I was working at [public station] KQED, in San Francisco, and the executive producer of the evening news just got up one day and threw papers into the air and said, "I'm outta here." He literally just walked out, and the news director came out and said, "Can anybody do this?" And I said, "I can," and I sat down in the chair and went from tape runner to producing the evening news broadcast.

I must tell you, it didn't all go so smoothly. But, yeah, I pulled that out and I did it for a year before I got picked up by WBTV, in Charlotte [N.C.], to be a reporter.

Q) It's hard to believe you'll be only the second African-American to be a fulltime correspondent at "60 Minutes," after another Philadelphian, Ed Bradley. Was he a particular inspiration for you coming up? Or did you just assume that by 2014, I wouldn't even be asking this question?

A little of both. But you know, Ed Bradley and Mike Wallace and Harry Reasoner, all of these guys were inspirations for me.
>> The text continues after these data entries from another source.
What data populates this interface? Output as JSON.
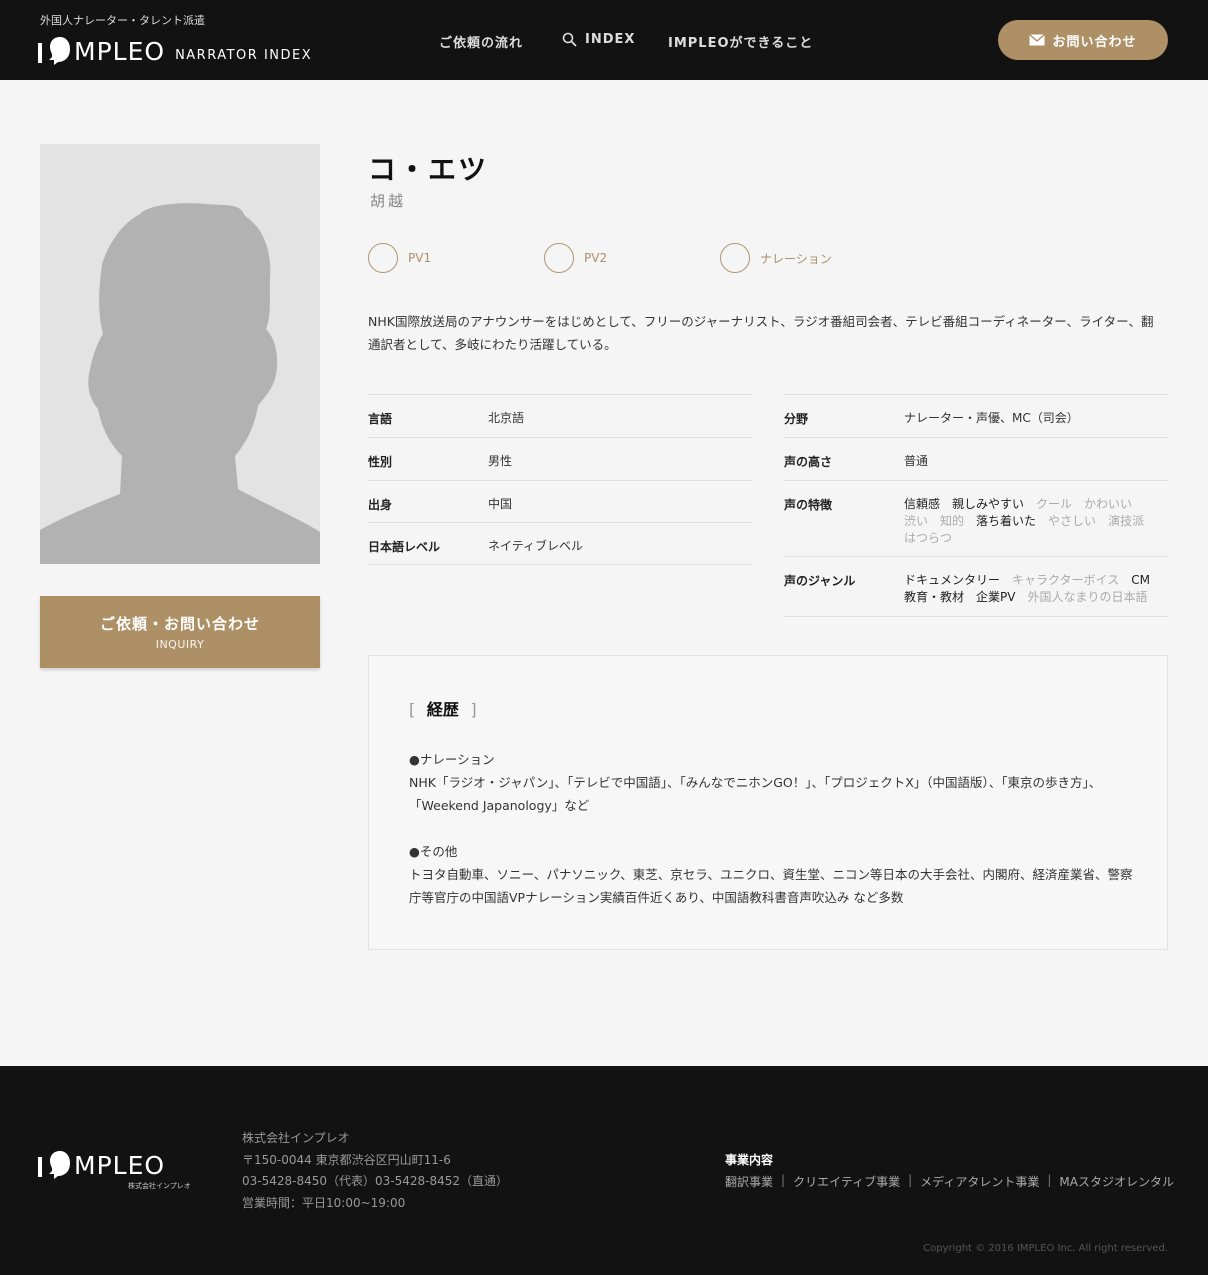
{
  "header": {
    "tagline": "外国人ナレーター・タレント派遣",
    "logo_text": "MPLEO",
    "logo_sub": "NARRATOR INDEX",
    "nav": [
      {
        "label": "ご依頼の流れ"
      },
      {
        "label": "INDEX",
        "icon": "search-icon"
      },
      {
        "label": "IMPLEOができること"
      }
    ],
    "contact_label": "お問い合わせ",
    "contact_icon": "mail-icon"
  },
  "inquiry": {
    "label": "ご依頼・お問い合わせ",
    "sub": "INQUIRY"
  },
  "profile": {
    "name": "コ・エツ",
    "name_kanji": "胡越",
    "samples": [
      "PV1",
      "PV2",
      "ナレーション"
    ],
    "description": "NHK国際放送局のアナウンサーをはじめとして、フリーのジャーナリスト、ラジオ番組司会者、テレビ番組コーディネーター、ライター、翻通訳者として、多岐にわたり活躍している。"
  },
  "info_left": [
    {
      "key": "言語",
      "value": "北京語"
    },
    {
      "key": "性別",
      "value": "男性"
    },
    {
      "key": "出身",
      "value": "中国"
    },
    {
      "key": "日本語レベル",
      "value": "ネイティブレベル"
    }
  ],
  "info_right": {
    "field": {
      "key": "分野",
      "value": "ナレーター・声優、MC（司会）"
    },
    "pitch": {
      "key": "声の高さ",
      "value": "普通"
    },
    "features": {
      "key": "声の特徴",
      "tags": [
        {
          "label": "信頼感",
          "active": true
        },
        {
          "label": "親しみやすい",
          "active": true
        },
        {
          "label": "クール",
          "active": false
        },
        {
          "label": "かわいい",
          "active": false
        },
        {
          "label": "渋い",
          "active": false
        },
        {
          "label": "知的",
          "active": false
        },
        {
          "label": "落ち着いた",
          "active": true
        },
        {
          "label": "やさしい",
          "active": false
        },
        {
          "label": "演技派",
          "active": false
        },
        {
          "label": "はつらつ",
          "active": false
        }
      ]
    },
    "genres": {
      "key": "声のジャンル",
      "tags": [
        {
          "label": "ドキュメンタリー",
          "active": true
        },
        {
          "label": "キャラクターボイス",
          "active": false
        },
        {
          "label": "CM",
          "active": true
        },
        {
          "label": "教育・教材",
          "active": true
        },
        {
          "label": "企業PV",
          "active": true
        },
        {
          "label": "外国人なまりの日本語",
          "active": false
        }
      ]
    }
  },
  "career": {
    "bracket_open": "[",
    "title": "経歴",
    "bracket_close": "]",
    "narration_head": "●ナレーション",
    "narration_body": "NHK「ラジオ・ジャパン」、「テレビで中国語」、「みんなでニホンGO！」、「プロジェクトX」（中国語版）、「東京の歩き方」、「Weekend Japanology」など",
    "other_head": "●その他",
    "other_body": "トヨタ自動車、ソニー、パナソニック、東芝、京セラ、ユニクロ、資生堂、ニコン等日本の大手会社、内閣府、経済産業省、警察庁等官庁の中国語VPナレーション実績百件近くあり、中国語教科書音声吹込み など多数"
  },
  "footer": {
    "logo_text": "MPLEO",
    "logo_sub": "株式会社インプレオ",
    "company": "株式会社インプレオ",
    "address": "〒150-0044 東京都渋谷区円山町11-6",
    "phone": "03-5428-8450（代表）03-5428-8452（直通）",
    "hours": "営業時間：平日10:00~19:00",
    "biz_title": "事業内容",
    "biz_links": [
      "翻訳事業",
      "クリエイティブ事業",
      "メディアタレント事業",
      "MAスタジオレンタル"
    ],
    "separator": "|",
    "copyright": "Copyright © 2016 IMPLEO Inc. All right reserved."
  },
  "colors": {
    "accent": "#ad9066",
    "header_bg": "#121212",
    "page_bg": "#f5f5f5"
  }
}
Q) So, the mustache. It seems to be a signature look. Did you ever encounter resistance from consultant-conscious TV news directors about it?

I have had this as long as I can remember. No one ever asked me to cut it, [but] there was a CBS News vice president a few years back who called my bureau chief to ask would it be possible.

One time I did cut it. It was on vacation and I cut it off and my wife, my children, my cousins who were visiting, all stood up and said, "Don't ever do that again. You don't look like you without the mustache." I had told [the bureau chief] this story and she told this vice president, "I don't think you want to see him without it."

Q) Now that you're back on the East Coast, did you at least get an apartment with a great kitchen?

We got an apartment with a great kitchen and a great view. We found a place in Harlem, right on the north edge of Central Park. My parents met in Harlem, back in the '30s, so this is like going full circle.

My father was a waiter at the Cotton Club. And my mother was a secretary, for James Van Der Zee, a black photographer. She used to go to the Cotton Club to pick up my father and would sit in the kitchen, playing cards with Ella Fitzgerald.